Can you try to run CuArrays.allowscalar(false) and see if your code still runs?

That didn’t do it. But I just managed to figure out what I was doing wrong. I simply had to feed the GPU not only the parameter learn_p and the model_chain but also the rand_data and label.

So this works.

learn_p = param([7.71]) |> gpu
function f(x)
    x.*learn_p
end
# Single layer neural network
model_chain = Chain(x -> f(x)) |> gpu
tracking = params(learn_p)
loss(x,y) = sum(abs2, model_chain(x) - y)
rand_data = rand((1.0:0.1:100.0),500,500) |> gpu
label = rand_data.*2 |> gpu
data = Iterators.repeated((rand_data, label), 5000)
@time Flux.train!(loss, tracking, data, ADAM(0.1))

Aside from added |> gpu flags, notice a few more changes:

I bumped the rand_data array from 1x100 to 500x500.

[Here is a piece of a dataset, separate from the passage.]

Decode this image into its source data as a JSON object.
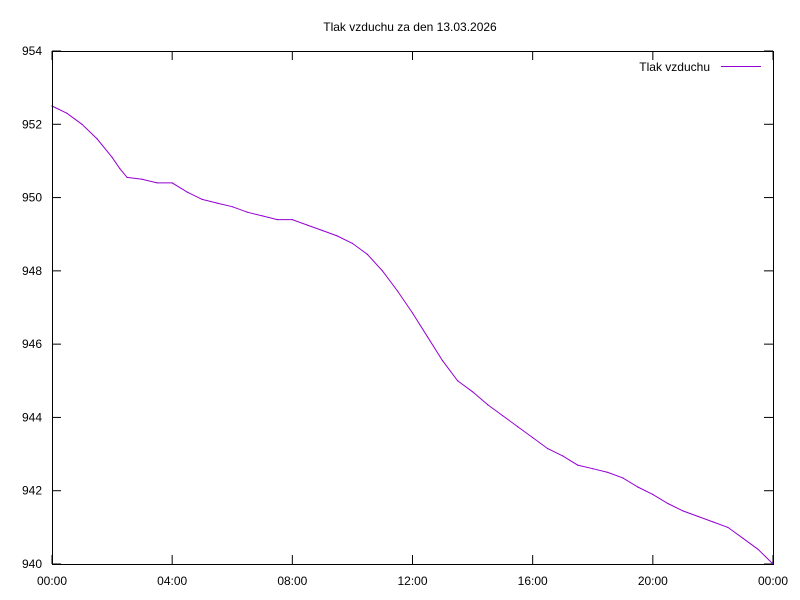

CUDA does not understand label = rand_data.*[2]. However, label = rand_data.*2 does the job.

So, what I’ve learned:
Unless I’m missing something, CPU is much faster than CUDA for “small” data. Solving the above problem using the original 1x100 array hinted me to that. That’s a bummer (to me at least). I thought I could get a speed up on solving “small” problems, however minimal. But using CUDA with the 1x100 array made it actually perform worse than using the CPU. On the other hand, CUDA really shines while solving the 500x500 array.